The prime directive for Ocwen and other servicers is to produce as many foreclosures as possible, erring on the side of foreclosure even where there is a mistake in posting, balance, interest applied, ownership or authority. Unlike the hundreds of years of banking process that suddenly changed in the era of “derivatives” they have no interest in correcting their books, giving correct information to the borrower, identifying the creditor, modifying the loan (a workout), or otherwise settling.
They are playing the numbers. 95% of all foreclosures are uncontested because people do not realize they can win their cases and more people would if more people fought back. So the game is to put the contested cases on hold while in uncontested cases fraudulent, forged, fabricated documentation and misrepresentation sails through the foreclosure system, whether judicial or nonjudicial. Hence even if the banks lost ALL of the contested cases they would still have a 95% success rate — unless more people actually stood their ground.
It would be interesting if the CFPB or anyone else got hold of (a) the servicing agreements, if any, that they say supports Ocwen’s role as “servicer” and (b) the email and correspondence before and after the agreement was executed.
And it will be interesting to see what the CFPB does with the “Power of Attorney” that springs up late in litigation because there is no servicing agreement.
It’s been nearly three years since Ocwen Financial agreed to offer $2 billion in consumer relief and pay up to $127.3 million to settle a Consumer Financial Protection Bureau investigation into its servicing practices.
That settlement, and others with the New York Department of Financial Services and the California Department of Business Oversight, are among the items that Ocwen’s executives call the “legacy issues” that Ocwen is working to move past as the nonbank charts a course forward.
But it looks like Ocwen may not be done with the CFPB yet.
Ocwen said Thursday that it is currently under investigation by the CFPB over the company’s mortgage servicing practices, and could be facing a fine and/or other disciplinary action.
Ocwen disclosed the nature and status of the CFPB investigation in its 10-Q filing with the Securities and Exchange Commission, filed as part of the company’s third-quarter earnings release.
Ocwen disclosed the fact that it was facing a CFPB investigation in earlier filings with the SEC, but this latest filing states that the CFPB’s enforcement staff “has been authorized to engage with us regarding the resolution of their concerns” about Ocwen’s compliance with federal servicing laws.
The details of what exactly the CFPB is investigating are scarce at this point, but in a statement, Ocwen spokesperson John Lovallo said that Ocwen is working with the CFPB to resolve these issues.
“We are fully cooperating on these previously disclosed matters,” Lovallo said. “We are committed to resolving all of our remaining legacy regulatory and legal issues.”
According to the SEC filing, Ocwen said that it previously received several “civil investigative demands, or investigative subpoenas” from the CFPB about its servicing practices.
Those civil investigative demands were followed by a “Notice and Opportunity to Respond and Advise” letter from the CFPB, Ocwen said.
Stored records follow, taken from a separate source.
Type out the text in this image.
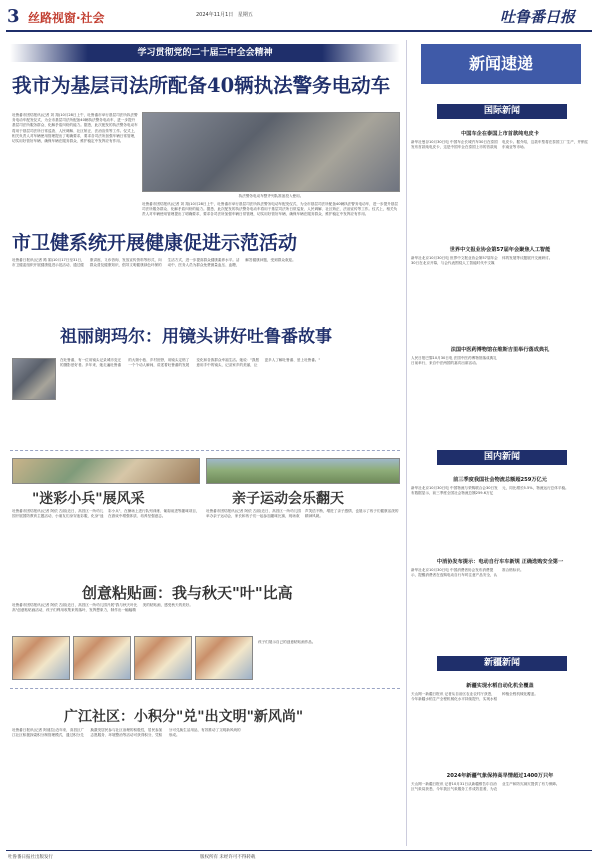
3 丝路视窗·社会	2024年11月1日 星期五	吐鲁番日报
学习贯彻党的二十届三中全会精神
我市为基层司法所配备40辆执法警务电动车
吐鲁番市团结报讯(记者 刘 翔)10月28日上午，吐鲁番市举行基层司法所执法警务电动车配发仪式，为全市基层司法所配备40辆执法警务电动车，进一步提升基层司法所服务群众、化解矛盾纠纷的能力。据悉，此次配发的执法警务电动车将用于基层司法所日常巡查、人民调解、社区矫正、法治宣传等工作。仪式上，相关负责人对车辆使用管理提出了明确要求，要求各司法所加强车辆日常管理，切实用好管好车辆，确保车辆在服务群众、维护稳定中发挥应有作用。
执法警务电动车整齐列队准备投入使用。
吐鲁番市团结报讯(记者 刘 翔)10月28日上午，吐鲁番市举行基层司法所执法警务电动车配发仪式，为全市基层司法所配备40辆执法警务电动车，进一步提升基层司法所服务群众、化解矛盾纠纷的能力。据悉，此次配发的执法警务电动车将用于基层司法所日常巡查、人民调解、社区矫正、法治宣传等工作。仪式上，相关负责人对车辆使用管理提出了明确要求，要求各司法所加强车辆日常管理，切实用好管好车辆，确保车辆在服务群众、维护稳定中发挥应有作用。
市卫健系统开展健康促进示范活动
吐鲁番日报讯(记者 路 娟)10月17日至31日，市卫健委组织开展健康促进示范活动，通过健康讲座、义诊咨询、发放宣传资料等形式，向群众普及健康知识，倡导文明健康绿色环保的生活方式，进一步提高群众健康素养水平。活动中，医务人员为群众免费测量血压、血糖，解答健康问题，受到群众欢迎。
祖丽朗玛尔：用镜头讲好吐鲁番故事
在吐鲁番，有一位用镜头记录城市变迁的摄影爱好者。多年来，她走遍吐鲁番的大街小巷、乡村田野，用镜头定格了一个个动人瞬间，讲述着吐鲁番的发展变化和各族群众幸福生活。她说："我愿意用手中的镜头，记录家乡的美丽，让更多人了解吐鲁番、爱上吐鲁番。"
"迷彩小兵"展风采
吐鲁番市团结报讯(记者 阿依 古丽)近日，高昌区一所幼儿园开展国防教育主题活动，小朋友们身穿迷彩服，化身"迷彩小兵"，在操场上进行队列训练、匍匐前进等趣味项目，在游戏中增强体质、培养坚强意志。
亲子运动会乐翻天
吐鲁番市团结报讯(记者 阿依 古丽)近日，高昌区一所幼儿园举办亲子运动会，家长和孩子们一起参加趣味比赛，现场欢声笑语不断，增进了亲子感情，也展示了孩子们健康活泼的精神风貌。
创意粘贴画：我与秋天"叶"比高
吐鲁番市团结报讯(记者 阿依 古丽)近日，高昌区一所幼儿园开展"我与秋天叶比高"创意粘贴画活动，孩子们利用收集来的落叶，发挥想象力，制作出一幅幅精美的粘贴画，感受秋天的美好。
孩子们展示自己的创意粘贴画作品。
广江社区：小积分"兑"出文明"新风尚"
吐鲁番日报讯(记者 阿迪拉)近年来，高昌区广江社区积极探索积分制管理模式，通过积分兑换激发居民参与社区治理的积极性，居民参加志愿服务、环境整治等活动可获得积分，凭积分可兑换生活用品，有效推动了文明新风尚的形成。
新闻速递
国际新闻
中国车企在泰国上市首款纯电皮卡
新华社曼谷10月30日电 中国车企长城汽车30日在泰国发布首款纯电皮卡，这是中国车企在泰国上市的首款纯电皮卡。据介绍，这款车型将在泰国工厂生产，并销往东南亚等市场。
世界中文报业协会第57届年会聚焦人工智能
新华社北京10月30日电 世界中文报业协会第57届年会30日在北京开幕，与会代表围绕人工智能时代中文媒体的发展等议题展开交流研讨。
法国中医药博物馆在维斯吉里举行落成典礼
人民日报巴黎10月30日电 法国中医药博物馆落成典礼日前举行，来自中法两国的嘉宾出席活动。
国内新闻
前三季度我国社会物流总额超259万亿元
新华社北京10月30日电 中国物流与采购联合会30日发布数据显示，前三季度全国社会物流总额259.6万亿元，同比增长5.5%，物流运行总体平稳。
中消协发布提示：电动自行车车新规 正确选购安全第一
新华社北京10月30日电 中国消费者协会发布消费提示，提醒消费者在选购电动自行车时注意产品安全，认准合格标识。
新疆新闻
新疆实现水稻自动化机全覆盖
天山网一新疆日报讯 记者从自治区农业农村厅获悉，今年新疆水稻生产全程机械化水平持续提升，实现水稻种植全程机械化覆盖。
2024年新疆气象保持高旱情超过1400万只年
天山网一新疆日报讯 记者10月31日从新疆维吾尔自治区气象局获悉，今年我区气象服务工作成效显著，为农业生产和防灾减灾提供了有力保障。
吐鲁番日报社出版发行	版权所有 未经许可不得转载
In that letter, Ocwen said the CFPB notified the nonbank that the CFPB’s Office of Enforcement was “considering recommending” that the CFPB take legal action against Ocwen relating to the company’s compliance with federal mortgage servicing laws.
According to Ocwen, the CFPB’s NORA letter also stated that Ocwen is permitted to respond with a NORA submission of its own, which is a letter stating the “reasons of law, policy and fact” about why the company does not believe that the potential legal action is appropriate.
Ocwen then made a NORA submission detailing why such action “would not be appropriate.”
Then, according to Ocwen’s filing, the CFPB notified the company that the CFPB’s enforcement staff “has been authorized to engage with us regarding the resolution of their concerns.”
The result of those discussions could be in a consent order and could involve “payment of monetary amounts by (Ocwen) or injunctive relief,” the company said in the SEC filing.
“If we are unable to resolve such concerns, and the CFPB were to bring an enforcement action against us, such action could have a material adverse impact on our business, reputation, financial condition and results of operations,” Ocwen stated.
HousingWire contacted the CFPB for more details on any pending investigations of Ocwen, but a CFPB spokesperson said the bureau does not comment on or confirm potential investigations.